"Bir ümmetin diğerinden daha çok olmasından ötürü, aranızdaki yeminleri bozarak, ipliğini iyice eğirip katladıktan sonra bozan kadın gibi olmayın. Allah onunla sizi dener. And olsun ki, sorumlu tutulacaksınız." (Nahl, 16/92)
Âyet, teorik olarak yanlış sayılsa bile pratikte sıkça rastlanan "Güçlü olan yemini bozabilir, verdiği sözü yerine getirmeyebilir." şeklindeki aldatmacı anlayışı, özellikle yadırgamakta ve yasaklamaktadır.

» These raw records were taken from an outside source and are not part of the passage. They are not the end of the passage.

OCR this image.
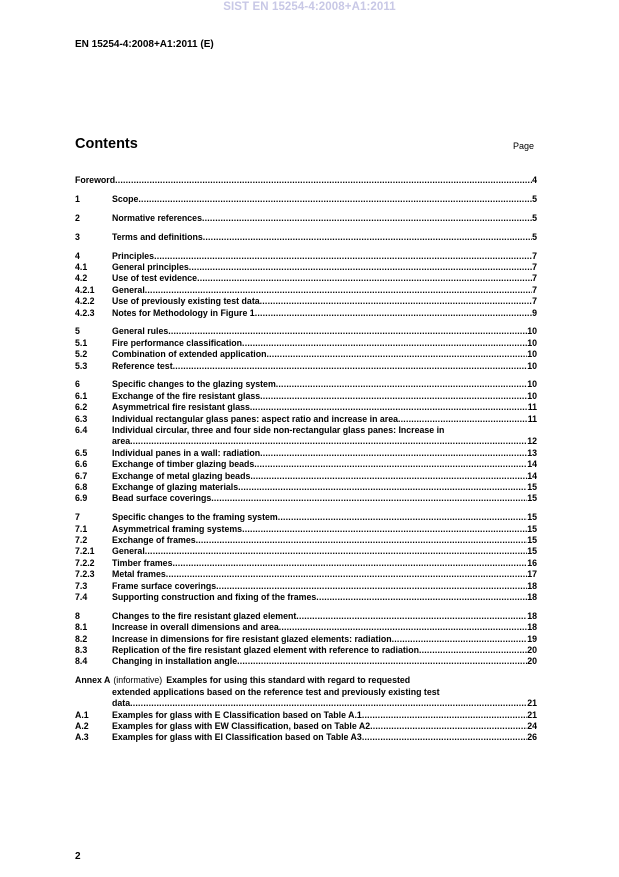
SIST EN 15254-4:2008+A1:2011
EN 15254-4:2008+A1:2011 (E)
Contents	Page
Foreword .....	4
1	Scope .....	5
2	Normative references .....	5
3	Terms and definitions .....	5
4	Principles .....	7
4.1	General principles .....	7
4.2	Use of test evidence .....	7
4.2.1	General .....	7
4.2.2	Use of previously existing test data .....	7
4.2.3	Notes for Methodology in Figure 1 .....	9
5	General rules .....	10
5.1	Fire performance classification .....	10
5.2	Combination of extended application .....	10
5.3	Reference test .....	10
6	Specific changes to the glazing system .....	10
6.1	Exchange of the fire resistant glass .....	10
6.2	Asymmetrical fire resistant glass .....	11
6.3	Individual rectangular glass panes: aspect ratio and increase in area .....	11
6.4	Individual circular, three and four side non-rectangular glass panes: Increase in
area .....	12
6.5	Individual panes in a wall: radiation .....	13
6.6	Exchange of timber glazing beads .....	14
6.7	Exchange of metal glazing beads .....	14
6.8	Exchange of glazing materials .....	15
6.9	Bead surface coverings .....	15
7	Specific changes to the framing system .....	15
7.1	Asymmetrical framing systems .....	15
7.2	Exchange of frames .....	15
7.2.1	General .....	15
7.2.2	Timber frames .....	16
7.2.3	Metal frames .....	17
7.3	Frame surface coverings .....	18
7.4	Supporting construction and fixing of the frames .....	18
8	Changes to the fire resistant glazed element .....	18
8.1	Increase in overall dimensions and area .....	18
8.2	Increase in dimensions for fire resistant glazed elements: radiation .....	19
8.3	Replication of the fire resistant glazed element with reference to radiation .....	20
8.4	Changing in installation angle .....	20
Annex A (informative) Examples for using this standard with regard to requested
extended applications based on the reference test and previously existing test
data .....	21
A.1	Examples for glass with E Classification based on Table A.1 .....	21
A.2	Examples for glass with EW Classification, based on Table A2 .....	24
A.3	Examples for glass with EI Classification based on Table A3 .....	26
2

Allah Teâlâ bu âyet-i kerimede, yapılan muahadelerin, sözleşmelerin ve yapılan yeminlerin, yerine getirilmesini emretmektedir. Zira bir Müslümanın, yaptığı sözleşmeyi tek taraflı olarak bozması, karşı tarafa bir ihanettir; ihanet ise İslam dini tarafından yasaklanmıştır.
Cahiliye döneminde insanlar birbirleriyle anlaşma yapıp taraftarlar edinirlerdi. Anlaşma yaptıktan sonra, kendileriyle anlaşma yaptıkları topluluklardan daha güçlü ve sayıca da daha çok olanlarını bulunca, öncekilerle olan anlaşmalarını bozup o güçlü ve sayıca çok olanlarla anlaşma yaparlardı. Böylece, kendileriyle daha önce anlaşma yaptıkları insanları, Allah'a söz verdikleri halde aldatmış olurlardı. Allah Teala onların bu hallerini, ipliğini iyice eğirdikten sonra, onu tekrar çözen kadının haline benzetmiştir. Müslümanlara, yaptıkları anlaşmayı, başkalarına yaranmak için bozmamalarını emretmiştir. (Taberi, İlgili ayetin tefsiri)
Ancak, herhangi bir kimsenin hak ve hukukuyla ilgili olmayan yeminleri, keffaret ödeyerek bozmak caizdir.